In letters, meetings, press conferences and speeches, Usmanov for 2? years has been explaining Chechnya's problems, promoting its position and pushing for support ranging from food aid to business investment. "He does single-handedly all of the things that an embassy does," said Johanna Nichols, a professor at the University of California at Berkeley, who is consulting Usmanov for what she says will be the first definitive Chechen-English dictionary. "He works 18 hours a day. I worry about his health."

Usmanov worries about his mission. He tried for six months to get grain or other humanitarian aid for the republic.

"Chechnya did not get any," he said.

He tried to get Chechen students into a program that brings foreigners to the United States to study.

"Zero," he said.

He wanted the State Department to issue a statement endorsing democracy in Chechnya.

"Sure, they agree to your face (in private)," Usmanov said, "but not as a matter of policy."

He wrote Sen. John McCain, R-Ariz., suggesting "tens of Chechen refugees" be brought to live in Arizona. The idea went nowhere. "I thought it would be nice for Chechens," Usmanov said. "Arizona is a mountain region - not beautiful like Chechnya - but anyway, a nice region for Chechens."

A former civil engineer with a quick smile and easy laugh, Usmanov said he entered politics in 1987 to stop what he saw as the destruction of Chechen culture. He was elected to the Chechen Parliament in 1990.

"I love Chechen national architecture - its towers, very nice stone towers, some built 2,000 years ago, some seven stories," he says. "It's hard to find anyplace in the world where simple people, not kings, built such things in the mountains."

But Russians have destroyed most traditional Chechen architecture, he said. "Special KGB units exploded it so that you would have no trace of Chechens. It's their mentality."

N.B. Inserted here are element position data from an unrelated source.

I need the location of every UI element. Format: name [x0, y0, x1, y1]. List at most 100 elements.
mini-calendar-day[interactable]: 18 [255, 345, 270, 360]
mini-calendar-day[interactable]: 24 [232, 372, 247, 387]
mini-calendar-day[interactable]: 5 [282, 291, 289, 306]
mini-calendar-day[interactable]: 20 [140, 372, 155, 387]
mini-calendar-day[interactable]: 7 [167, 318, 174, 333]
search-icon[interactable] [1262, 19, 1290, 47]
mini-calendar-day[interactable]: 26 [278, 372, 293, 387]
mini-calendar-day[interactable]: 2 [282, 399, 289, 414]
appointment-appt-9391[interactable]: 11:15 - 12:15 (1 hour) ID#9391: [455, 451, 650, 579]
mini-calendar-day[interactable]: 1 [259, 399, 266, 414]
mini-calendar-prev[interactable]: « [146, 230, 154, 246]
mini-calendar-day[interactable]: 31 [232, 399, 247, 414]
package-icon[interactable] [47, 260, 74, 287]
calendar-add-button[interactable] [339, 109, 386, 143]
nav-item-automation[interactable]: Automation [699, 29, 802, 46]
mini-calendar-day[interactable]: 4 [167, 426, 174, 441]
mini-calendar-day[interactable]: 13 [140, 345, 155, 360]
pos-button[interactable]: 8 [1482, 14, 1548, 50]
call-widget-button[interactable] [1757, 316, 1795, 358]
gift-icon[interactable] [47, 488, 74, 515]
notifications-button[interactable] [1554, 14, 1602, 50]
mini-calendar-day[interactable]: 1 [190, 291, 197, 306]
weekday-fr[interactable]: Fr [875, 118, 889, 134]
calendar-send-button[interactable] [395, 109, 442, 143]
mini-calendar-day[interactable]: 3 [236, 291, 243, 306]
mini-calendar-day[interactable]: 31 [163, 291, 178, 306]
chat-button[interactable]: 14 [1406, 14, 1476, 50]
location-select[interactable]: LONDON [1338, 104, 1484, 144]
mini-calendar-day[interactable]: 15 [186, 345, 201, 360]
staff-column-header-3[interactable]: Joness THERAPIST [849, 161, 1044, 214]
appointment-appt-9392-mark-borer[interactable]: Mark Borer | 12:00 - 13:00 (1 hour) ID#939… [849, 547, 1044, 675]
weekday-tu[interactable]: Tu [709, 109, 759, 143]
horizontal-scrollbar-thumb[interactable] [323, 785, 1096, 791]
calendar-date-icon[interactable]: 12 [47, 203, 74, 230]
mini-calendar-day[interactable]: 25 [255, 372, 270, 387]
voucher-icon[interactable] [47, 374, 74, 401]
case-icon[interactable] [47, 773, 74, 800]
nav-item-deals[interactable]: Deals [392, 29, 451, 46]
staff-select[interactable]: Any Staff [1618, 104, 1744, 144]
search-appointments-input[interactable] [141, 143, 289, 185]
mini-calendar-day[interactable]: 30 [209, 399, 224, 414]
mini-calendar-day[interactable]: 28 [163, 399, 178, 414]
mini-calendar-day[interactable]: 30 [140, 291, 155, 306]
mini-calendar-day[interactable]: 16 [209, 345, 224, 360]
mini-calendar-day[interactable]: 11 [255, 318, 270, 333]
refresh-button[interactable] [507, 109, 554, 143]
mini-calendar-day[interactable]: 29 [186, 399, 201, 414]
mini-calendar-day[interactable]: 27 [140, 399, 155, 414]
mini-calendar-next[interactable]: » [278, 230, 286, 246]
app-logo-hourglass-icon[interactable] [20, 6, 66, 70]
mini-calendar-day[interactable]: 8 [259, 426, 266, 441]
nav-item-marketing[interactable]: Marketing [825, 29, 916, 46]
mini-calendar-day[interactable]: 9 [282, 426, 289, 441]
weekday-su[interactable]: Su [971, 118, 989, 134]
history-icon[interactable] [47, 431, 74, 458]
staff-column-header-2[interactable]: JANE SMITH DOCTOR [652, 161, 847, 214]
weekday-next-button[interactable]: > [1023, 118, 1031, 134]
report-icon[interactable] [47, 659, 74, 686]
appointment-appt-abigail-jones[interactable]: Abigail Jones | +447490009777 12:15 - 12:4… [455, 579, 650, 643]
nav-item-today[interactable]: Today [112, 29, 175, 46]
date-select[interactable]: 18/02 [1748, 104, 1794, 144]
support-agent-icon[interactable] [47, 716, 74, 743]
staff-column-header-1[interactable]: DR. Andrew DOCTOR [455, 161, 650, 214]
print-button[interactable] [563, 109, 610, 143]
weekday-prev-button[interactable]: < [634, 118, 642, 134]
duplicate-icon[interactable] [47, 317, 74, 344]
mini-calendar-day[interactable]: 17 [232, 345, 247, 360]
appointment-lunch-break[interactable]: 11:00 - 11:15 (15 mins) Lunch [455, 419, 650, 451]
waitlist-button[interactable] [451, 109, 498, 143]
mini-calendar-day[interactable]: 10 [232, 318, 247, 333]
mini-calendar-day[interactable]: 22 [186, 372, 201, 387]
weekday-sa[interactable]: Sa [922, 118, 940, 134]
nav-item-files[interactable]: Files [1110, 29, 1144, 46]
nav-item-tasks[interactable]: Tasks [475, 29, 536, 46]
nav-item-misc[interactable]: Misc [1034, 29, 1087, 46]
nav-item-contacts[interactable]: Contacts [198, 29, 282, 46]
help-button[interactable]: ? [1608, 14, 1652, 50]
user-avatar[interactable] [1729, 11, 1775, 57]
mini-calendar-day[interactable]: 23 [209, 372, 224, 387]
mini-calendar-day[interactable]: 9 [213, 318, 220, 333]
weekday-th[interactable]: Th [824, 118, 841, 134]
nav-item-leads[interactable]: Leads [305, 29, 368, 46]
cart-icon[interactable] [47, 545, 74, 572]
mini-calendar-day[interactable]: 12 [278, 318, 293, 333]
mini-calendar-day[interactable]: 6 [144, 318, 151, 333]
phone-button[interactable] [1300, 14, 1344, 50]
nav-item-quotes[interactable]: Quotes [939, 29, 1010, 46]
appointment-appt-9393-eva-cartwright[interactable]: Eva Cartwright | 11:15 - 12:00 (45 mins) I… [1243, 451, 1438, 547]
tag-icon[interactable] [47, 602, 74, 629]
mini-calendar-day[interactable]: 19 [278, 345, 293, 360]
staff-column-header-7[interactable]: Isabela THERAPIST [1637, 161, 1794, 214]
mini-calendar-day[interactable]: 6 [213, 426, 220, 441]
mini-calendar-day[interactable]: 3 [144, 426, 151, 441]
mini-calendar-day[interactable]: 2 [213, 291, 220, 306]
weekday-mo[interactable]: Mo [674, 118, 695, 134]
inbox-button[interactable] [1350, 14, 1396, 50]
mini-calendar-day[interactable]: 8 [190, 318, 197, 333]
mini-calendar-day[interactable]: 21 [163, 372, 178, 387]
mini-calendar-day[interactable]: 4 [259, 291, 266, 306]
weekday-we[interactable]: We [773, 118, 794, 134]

Chechnya fought a separatist war in 1994-96 and won Russian agreement that it could handle its own affairs, but then did a poor job.

Usmanov said he has not been paid since the president sent him $10,000 in the summer of 1998. He gets by on "donations from friends and small jobs" such as a grant he received from a Washington think tank to research Chechen-Russian affairs.

But his main work is to tell Americans that Chechens are "like any Western population, they have the same mentality, appreciation of the same values, human - rights, liberty, open market," he says, "and we need a helping hand to become part of the West."

He said he did his best - "more than best" - on that chore and on making it clear that Checnhya is eager to negotiate an end to current fighting.

Though he lacks official diplomatic status, Usmanov has had dozens of meetings to make the pitch to State Department officials, legislators and others.

Among them:

-An intelligence officer who said he was surprised to see a Chechen Muslim clean-shaven and looking "like a European." Said Usmanov: "We don't look like Europeans. We ARE Europeans!"

-A State Department official who apologized for not being able to do much for the Chechens. "He talked to me on behalf of the American government from his heart."

-A second department official who looked down his bureaucratic nose.

"Many Americans have ambitions ... or if they have power, they think you are nothing," Usmanov said. "Some of those people - I don't think they are real Americans. I am not nothing. I am a human being."

And, "according to the Chechen Constitution, I'm ambassador."